El malogrado, Thomas Bernhard, p. 82
Al principio nos había espantado
ver las esculturas, aquel monumentalismo estúpido de mármol y granito, y
Wertheimer, sobre todo, había retrocedido, pero Glenn había afirmado en seguida
que las habitaciones eran las habitaciones ideales y, a causa de los
monumentos, todavía más ideales para nuestro objeto. Las esculturas eran tan
pesadas, que fracasábamos al intentar mover la más pequeña, nuestras fuerzas no
bastaban y, sin embargo, no éramos debiluchos, los virtuosos del piano son
personas fuertes con una resistencia inmensa, muy en contra de la opinión
general. Glenn, al que todos creen, todavía hoy, de la constitución más débil
imaginable, era un tipo atlético.
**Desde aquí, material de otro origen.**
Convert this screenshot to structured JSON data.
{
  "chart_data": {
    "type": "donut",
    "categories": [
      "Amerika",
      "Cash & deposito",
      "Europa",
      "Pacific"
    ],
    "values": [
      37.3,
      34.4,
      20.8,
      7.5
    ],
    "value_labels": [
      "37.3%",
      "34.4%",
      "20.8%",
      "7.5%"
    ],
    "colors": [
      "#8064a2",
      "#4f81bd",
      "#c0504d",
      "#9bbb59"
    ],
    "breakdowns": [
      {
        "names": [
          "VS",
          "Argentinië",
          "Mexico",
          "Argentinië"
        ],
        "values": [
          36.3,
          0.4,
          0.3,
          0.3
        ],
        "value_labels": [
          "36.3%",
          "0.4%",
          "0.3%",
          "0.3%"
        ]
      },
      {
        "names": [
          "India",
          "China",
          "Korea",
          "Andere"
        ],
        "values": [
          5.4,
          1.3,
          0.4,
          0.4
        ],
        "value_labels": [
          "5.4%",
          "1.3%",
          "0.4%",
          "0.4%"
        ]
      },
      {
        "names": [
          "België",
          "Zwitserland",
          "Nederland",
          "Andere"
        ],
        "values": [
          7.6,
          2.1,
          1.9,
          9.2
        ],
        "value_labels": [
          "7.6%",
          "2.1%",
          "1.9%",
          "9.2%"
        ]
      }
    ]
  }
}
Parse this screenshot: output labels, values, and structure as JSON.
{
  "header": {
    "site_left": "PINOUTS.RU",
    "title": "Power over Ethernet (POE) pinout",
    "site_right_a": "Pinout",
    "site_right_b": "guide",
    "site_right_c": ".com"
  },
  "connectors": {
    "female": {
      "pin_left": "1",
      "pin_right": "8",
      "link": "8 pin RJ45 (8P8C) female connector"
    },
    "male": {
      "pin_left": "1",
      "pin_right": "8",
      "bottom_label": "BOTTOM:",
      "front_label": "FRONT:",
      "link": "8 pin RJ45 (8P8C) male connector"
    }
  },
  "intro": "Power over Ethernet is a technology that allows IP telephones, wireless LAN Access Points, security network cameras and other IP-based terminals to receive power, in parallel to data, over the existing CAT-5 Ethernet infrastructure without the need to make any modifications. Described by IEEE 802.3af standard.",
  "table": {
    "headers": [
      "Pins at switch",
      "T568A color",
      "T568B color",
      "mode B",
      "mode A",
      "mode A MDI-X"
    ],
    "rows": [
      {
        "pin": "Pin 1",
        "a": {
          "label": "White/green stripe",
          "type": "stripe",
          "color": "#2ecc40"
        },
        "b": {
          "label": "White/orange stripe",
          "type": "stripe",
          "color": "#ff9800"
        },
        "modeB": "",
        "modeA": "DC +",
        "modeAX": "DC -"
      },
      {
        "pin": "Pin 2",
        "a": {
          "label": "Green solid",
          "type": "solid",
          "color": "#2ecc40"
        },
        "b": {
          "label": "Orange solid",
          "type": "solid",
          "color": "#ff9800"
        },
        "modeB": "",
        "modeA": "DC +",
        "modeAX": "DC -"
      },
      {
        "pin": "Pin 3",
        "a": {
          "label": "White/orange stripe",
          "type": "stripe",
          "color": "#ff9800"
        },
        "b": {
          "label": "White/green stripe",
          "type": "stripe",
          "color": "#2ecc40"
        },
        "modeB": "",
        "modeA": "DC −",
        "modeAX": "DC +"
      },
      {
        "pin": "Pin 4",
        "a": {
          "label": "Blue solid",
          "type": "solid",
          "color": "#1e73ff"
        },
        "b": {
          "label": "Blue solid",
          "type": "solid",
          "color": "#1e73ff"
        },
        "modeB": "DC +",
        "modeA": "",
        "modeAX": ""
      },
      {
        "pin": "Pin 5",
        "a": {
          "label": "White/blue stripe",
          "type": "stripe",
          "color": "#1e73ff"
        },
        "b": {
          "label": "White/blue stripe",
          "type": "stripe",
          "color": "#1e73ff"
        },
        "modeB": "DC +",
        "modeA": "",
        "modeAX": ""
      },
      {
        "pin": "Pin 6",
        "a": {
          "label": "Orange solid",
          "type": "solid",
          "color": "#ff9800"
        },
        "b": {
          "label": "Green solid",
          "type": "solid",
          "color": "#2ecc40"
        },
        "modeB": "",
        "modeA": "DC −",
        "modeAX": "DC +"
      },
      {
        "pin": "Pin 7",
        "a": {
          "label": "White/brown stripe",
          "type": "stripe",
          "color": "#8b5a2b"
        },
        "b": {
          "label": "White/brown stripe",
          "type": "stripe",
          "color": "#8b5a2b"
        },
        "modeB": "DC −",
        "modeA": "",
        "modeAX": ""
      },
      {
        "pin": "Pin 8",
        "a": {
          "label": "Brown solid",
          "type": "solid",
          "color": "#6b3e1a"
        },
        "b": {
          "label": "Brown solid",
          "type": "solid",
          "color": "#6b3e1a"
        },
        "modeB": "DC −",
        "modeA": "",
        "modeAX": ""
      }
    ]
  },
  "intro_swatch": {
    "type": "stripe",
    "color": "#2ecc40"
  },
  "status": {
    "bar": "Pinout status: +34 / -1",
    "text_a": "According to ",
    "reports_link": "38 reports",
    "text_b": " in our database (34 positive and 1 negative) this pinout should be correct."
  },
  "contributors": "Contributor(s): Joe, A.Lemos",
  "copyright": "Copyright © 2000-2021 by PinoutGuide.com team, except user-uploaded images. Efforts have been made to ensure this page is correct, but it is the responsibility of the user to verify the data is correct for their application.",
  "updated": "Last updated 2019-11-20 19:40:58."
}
Hundido ante el Steinway y tocando, parecía
un inválido, y así lo conoce todo el mundo musical, pero todo el mundo musical
sufre un engaño completo, pensé. A Glenn se le describe, en todas partes, como
inválido y debilucho, como alguien espiritualizado, al que sólo se concede la
invalidez y la hipersensibilidad que hace causa común con esa invalidez, pero
era realmente un tipo atlético, mucho más fuerte que Wertheimer y yo juntos,
eso lo habíamos vuelto a ver en seguida cuando se puso a cortar, con sus
propias manos, un fresno que había ante su ventana y que, como él mismo lo
expresó, le estorbaba para tocar el piano. Serró el fresno, que tenía un
diámetro de medio metro al menos, él solo, no nos dejó acercarnos en absoluto
al fresno, troceó también en seguida el fresno y apiló los troncos contra la
pared de la casa, el típico norteamericano, había pensado yo entonces, pensé.
Apenas había serrado Glenn el fresno que, al parecer, le estorbaba, había
tenido la idea de correr sencillamente las cortinas de su habitación, y de
bajar las persianas. Hubiera podido ahorrarme cortar el fresno, dijo, pensé.